Cryptocurrencies emerged as an asset type that offers investors the opportunity to invest and receive substantial returns. The asset class has enjoyed huge popularity in recent times. Set up an account. From Rs100, you can trade.
Cryptocurrencies are a new asset that allows you to invest and earn significant returns. This asset class has seen huge popularity, despite not having government backing. The potential for high returns within a short period of time has prompted investors to get on board the crypto bandwagon.
Here are the steps you need to take in order to trade digital currencies.
Select the right crypto exchange
Open trading account
Fund Your Account
Buying and investing in Cryptocurrency
Store your Cryptocurrency safe
Choose a Strategy
Step 1: Select Right Crypto Exchange
Few years back Due to the absence of crypto regulation in India, there was no regulation of cryptocurrency trading. But now the Indian government regulates those things. So with the help of the crypto exchanges platforms, you can easily buy and sell your digital currency without hesitation. WazirX is a popular cryptocurrency exchange in the country.
Step 2:Create Trading Account
To start trading, you must create an account at the cryptocurrency exchange of your option. This account will resemble a bank account. The exchange will check your credentials during registration based on the services you choose, the amount you intend to deposit, and the choices for exchanging coins that are offered. Sharing KYC information and setting up payment choices are required. You might have to provide copies of your PAN card, picture ID, and address verification for KYC. Notably, unlike traditional stock markets, cryptocurrency exchanges run 24/7/365.

Step 3:Fund Your Account

You will need to transfer some funds to your crypto-trading account in order to purchase cryptocurrencies after you open an account. Transfer funds online from your bank to the crypto-trading accounts. This requires you to link both accounts. A waiting period may be required depending on your policy to purchase digital coins.
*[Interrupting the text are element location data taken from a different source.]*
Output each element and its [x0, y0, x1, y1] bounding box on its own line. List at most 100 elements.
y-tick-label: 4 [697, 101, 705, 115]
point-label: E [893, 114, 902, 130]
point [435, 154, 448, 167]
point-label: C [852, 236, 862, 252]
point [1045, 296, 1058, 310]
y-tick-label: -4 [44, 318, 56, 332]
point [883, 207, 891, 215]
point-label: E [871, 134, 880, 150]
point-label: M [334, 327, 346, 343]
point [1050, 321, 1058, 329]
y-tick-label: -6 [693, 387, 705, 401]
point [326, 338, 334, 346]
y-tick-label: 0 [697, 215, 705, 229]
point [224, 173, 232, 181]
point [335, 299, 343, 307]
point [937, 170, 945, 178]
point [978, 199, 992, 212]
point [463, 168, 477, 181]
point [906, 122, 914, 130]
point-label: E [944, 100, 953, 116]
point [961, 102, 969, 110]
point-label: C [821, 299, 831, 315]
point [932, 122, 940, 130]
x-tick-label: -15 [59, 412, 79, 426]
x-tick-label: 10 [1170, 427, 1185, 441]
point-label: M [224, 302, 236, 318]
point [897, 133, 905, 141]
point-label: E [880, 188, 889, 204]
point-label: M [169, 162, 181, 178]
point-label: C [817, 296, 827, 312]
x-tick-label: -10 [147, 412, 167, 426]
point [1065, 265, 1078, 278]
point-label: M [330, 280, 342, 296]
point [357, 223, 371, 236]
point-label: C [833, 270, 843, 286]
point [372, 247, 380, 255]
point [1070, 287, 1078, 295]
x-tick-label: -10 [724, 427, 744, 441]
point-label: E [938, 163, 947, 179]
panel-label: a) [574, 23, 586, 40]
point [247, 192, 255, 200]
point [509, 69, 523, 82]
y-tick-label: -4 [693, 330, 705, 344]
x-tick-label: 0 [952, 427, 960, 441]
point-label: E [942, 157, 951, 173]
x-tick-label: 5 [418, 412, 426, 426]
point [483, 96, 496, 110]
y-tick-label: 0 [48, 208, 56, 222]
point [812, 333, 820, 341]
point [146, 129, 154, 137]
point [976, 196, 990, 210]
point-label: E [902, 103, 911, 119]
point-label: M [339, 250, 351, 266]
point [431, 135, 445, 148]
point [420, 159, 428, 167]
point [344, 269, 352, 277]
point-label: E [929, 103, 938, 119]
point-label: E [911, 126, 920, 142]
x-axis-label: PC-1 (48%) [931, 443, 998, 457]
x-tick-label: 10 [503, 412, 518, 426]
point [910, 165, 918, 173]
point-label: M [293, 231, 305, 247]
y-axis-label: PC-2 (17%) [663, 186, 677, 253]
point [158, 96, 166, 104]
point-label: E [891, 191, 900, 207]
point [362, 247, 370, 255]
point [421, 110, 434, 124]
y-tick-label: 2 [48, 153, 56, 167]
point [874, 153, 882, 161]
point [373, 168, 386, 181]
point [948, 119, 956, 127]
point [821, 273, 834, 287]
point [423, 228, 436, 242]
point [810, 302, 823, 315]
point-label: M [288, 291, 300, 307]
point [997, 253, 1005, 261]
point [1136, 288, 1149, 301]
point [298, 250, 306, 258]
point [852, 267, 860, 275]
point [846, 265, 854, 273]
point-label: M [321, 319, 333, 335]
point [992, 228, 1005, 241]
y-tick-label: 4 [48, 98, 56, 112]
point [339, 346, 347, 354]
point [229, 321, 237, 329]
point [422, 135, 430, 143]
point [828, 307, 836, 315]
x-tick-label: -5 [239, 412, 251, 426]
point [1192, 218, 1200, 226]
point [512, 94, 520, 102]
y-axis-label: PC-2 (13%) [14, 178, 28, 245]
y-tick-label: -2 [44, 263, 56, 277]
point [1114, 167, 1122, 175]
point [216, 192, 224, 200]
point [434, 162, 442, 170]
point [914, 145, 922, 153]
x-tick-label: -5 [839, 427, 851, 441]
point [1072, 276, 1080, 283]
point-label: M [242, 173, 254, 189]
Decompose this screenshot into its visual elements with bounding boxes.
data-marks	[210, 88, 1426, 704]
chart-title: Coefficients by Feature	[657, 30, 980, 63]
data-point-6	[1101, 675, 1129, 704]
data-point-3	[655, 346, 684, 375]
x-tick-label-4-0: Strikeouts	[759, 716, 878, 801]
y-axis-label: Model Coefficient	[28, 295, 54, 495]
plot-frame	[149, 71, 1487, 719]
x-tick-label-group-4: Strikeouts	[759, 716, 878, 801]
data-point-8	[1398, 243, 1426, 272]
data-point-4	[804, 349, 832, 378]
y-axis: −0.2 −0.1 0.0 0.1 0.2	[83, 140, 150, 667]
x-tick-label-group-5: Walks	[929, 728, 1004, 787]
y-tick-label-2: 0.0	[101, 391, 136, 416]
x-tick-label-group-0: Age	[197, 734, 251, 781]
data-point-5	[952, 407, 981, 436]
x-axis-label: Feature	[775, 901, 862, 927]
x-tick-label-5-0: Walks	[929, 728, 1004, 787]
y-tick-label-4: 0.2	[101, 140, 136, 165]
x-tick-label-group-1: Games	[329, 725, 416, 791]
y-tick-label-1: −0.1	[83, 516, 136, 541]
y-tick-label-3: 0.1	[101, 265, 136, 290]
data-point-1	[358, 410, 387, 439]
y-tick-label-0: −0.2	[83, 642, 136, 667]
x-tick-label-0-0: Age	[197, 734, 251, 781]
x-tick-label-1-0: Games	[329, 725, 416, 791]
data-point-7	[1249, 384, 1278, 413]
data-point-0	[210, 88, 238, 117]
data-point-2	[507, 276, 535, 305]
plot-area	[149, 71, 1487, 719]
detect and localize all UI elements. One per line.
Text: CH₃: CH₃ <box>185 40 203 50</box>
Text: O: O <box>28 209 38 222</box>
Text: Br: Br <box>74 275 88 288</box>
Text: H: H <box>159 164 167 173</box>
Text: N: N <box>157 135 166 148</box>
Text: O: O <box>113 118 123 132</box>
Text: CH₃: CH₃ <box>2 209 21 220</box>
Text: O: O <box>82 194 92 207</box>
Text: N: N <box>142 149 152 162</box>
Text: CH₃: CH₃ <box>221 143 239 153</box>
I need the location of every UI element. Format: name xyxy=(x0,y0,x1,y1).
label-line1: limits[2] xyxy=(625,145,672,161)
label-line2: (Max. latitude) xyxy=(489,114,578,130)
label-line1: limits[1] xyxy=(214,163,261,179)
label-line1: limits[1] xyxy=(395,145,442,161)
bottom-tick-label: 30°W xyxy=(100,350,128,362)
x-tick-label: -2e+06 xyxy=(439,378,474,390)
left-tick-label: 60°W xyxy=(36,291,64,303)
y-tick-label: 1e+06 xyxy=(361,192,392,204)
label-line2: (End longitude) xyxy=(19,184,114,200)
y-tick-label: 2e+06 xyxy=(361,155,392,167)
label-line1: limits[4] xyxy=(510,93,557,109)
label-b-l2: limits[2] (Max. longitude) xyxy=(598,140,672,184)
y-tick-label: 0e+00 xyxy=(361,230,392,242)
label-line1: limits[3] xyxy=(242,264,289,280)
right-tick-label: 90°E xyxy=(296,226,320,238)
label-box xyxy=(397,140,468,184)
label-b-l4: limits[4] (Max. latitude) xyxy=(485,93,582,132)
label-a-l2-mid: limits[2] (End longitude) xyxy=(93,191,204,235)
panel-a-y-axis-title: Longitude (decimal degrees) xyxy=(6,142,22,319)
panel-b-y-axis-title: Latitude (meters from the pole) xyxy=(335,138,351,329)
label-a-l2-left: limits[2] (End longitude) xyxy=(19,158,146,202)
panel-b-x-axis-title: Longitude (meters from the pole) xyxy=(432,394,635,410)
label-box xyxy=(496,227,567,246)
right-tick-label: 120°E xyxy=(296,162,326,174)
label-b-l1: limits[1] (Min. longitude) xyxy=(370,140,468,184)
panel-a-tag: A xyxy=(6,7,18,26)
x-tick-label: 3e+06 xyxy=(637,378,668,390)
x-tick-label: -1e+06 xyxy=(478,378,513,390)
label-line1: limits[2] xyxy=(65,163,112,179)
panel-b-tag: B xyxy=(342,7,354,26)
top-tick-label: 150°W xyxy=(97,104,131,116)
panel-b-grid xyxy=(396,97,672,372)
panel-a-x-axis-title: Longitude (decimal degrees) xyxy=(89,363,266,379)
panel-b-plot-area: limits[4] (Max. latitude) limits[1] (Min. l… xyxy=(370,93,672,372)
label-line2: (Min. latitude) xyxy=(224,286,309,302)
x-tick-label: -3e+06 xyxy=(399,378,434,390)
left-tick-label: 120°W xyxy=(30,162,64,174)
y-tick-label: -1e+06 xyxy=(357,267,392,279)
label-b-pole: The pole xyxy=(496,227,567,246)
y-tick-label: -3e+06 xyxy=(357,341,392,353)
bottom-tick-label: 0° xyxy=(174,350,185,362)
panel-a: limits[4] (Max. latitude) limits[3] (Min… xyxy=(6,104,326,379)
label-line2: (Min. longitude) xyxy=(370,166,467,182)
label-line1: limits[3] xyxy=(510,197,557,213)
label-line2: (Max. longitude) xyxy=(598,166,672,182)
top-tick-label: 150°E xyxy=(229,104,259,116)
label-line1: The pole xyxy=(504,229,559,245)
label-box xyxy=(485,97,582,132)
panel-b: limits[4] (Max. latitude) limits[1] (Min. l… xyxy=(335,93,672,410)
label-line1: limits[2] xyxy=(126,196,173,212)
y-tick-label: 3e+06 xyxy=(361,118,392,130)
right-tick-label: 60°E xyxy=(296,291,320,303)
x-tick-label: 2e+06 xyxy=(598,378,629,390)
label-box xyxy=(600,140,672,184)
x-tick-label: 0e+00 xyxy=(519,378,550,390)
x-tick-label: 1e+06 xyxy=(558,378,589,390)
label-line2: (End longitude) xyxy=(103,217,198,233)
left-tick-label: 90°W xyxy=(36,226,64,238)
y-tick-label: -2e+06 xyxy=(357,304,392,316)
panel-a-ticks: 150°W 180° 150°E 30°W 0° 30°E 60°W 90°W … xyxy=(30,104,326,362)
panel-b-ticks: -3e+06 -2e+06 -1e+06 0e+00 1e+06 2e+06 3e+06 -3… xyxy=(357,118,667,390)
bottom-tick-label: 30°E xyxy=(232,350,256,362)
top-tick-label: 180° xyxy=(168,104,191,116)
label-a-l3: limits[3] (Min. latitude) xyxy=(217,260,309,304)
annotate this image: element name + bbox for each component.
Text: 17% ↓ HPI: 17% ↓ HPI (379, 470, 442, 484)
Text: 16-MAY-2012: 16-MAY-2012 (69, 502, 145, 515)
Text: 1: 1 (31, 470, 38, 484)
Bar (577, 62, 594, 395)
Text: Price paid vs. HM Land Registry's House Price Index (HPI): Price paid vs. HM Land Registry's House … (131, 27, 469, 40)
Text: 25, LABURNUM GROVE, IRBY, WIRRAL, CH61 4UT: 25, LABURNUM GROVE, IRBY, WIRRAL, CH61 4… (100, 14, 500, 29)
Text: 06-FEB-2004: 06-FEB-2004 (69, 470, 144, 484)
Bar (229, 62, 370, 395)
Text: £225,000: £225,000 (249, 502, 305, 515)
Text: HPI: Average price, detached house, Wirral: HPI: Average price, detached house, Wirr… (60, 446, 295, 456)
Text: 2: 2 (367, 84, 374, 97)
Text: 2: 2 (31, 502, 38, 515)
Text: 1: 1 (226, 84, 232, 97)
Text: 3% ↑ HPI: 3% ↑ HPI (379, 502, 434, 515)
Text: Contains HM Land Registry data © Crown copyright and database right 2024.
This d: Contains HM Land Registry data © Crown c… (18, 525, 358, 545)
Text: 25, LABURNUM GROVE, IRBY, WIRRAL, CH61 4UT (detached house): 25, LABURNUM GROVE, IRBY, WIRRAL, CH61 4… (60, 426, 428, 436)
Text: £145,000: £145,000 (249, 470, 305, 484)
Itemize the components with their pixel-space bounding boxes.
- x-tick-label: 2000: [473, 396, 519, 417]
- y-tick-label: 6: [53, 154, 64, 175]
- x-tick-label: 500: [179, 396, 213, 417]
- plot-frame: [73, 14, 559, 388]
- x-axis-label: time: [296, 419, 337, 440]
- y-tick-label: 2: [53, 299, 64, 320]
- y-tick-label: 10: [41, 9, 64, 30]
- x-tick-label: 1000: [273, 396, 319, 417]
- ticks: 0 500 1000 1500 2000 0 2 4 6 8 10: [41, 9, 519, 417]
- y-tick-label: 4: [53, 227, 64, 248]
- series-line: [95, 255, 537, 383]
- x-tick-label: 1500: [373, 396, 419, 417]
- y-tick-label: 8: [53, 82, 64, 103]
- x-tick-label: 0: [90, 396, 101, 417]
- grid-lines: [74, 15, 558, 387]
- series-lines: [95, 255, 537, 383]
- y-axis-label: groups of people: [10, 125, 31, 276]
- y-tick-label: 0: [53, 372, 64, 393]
Step 4: Investing in and Purchasing Cryptocurrency
You must choose the coins you want to invest in after opening an account and sending money. The most popular are Bitcoin and Binance Coins. Tether, XRP, Dogecoin, Ethereum, Cardano and Binance Coin are also good options.

Step 5: Store your Cryptocurrency
After completing your purchases, storage is the most important step. Cryptocurrency exchanges are not officially supported by any organization, and therefore almost certainly do not have a standard insurance coverage. Additionally, they worry about being hacked. As a result, you must securely keep the passcode to your assets and account. Generally speaking, it is a good idea to keep your bought coins in a crypto wallet.

Step 6: Choose a Strategy
Elliott Wave Theory is a great strategy to increase profits. Elliott Wave Theory focuses on the psychology of market sentiment and works well with speculative assets such as cryptocurrencies.
Before increasing your bitcoin investment, you may also acquire the advice of certain experts in the field. Instead of mindlessly following anyone's advice, one should always start with minimal investments and carefully research the market.


A crypto license is necessary for the operation of a cryptocurrency business.

It should not be difficult to obtain a crypto license if your business follows the highest standards and is reputable. A crypto license is not an easy process for budding entrepreneurs looking to set up a new company.

The procedure can be lengthy and require a lot of documentation. Entrepreneurs will often have trouble obtaining a cryptocurrency license in India . To get their license quickly, they should approach the white label crypto exchange development firm.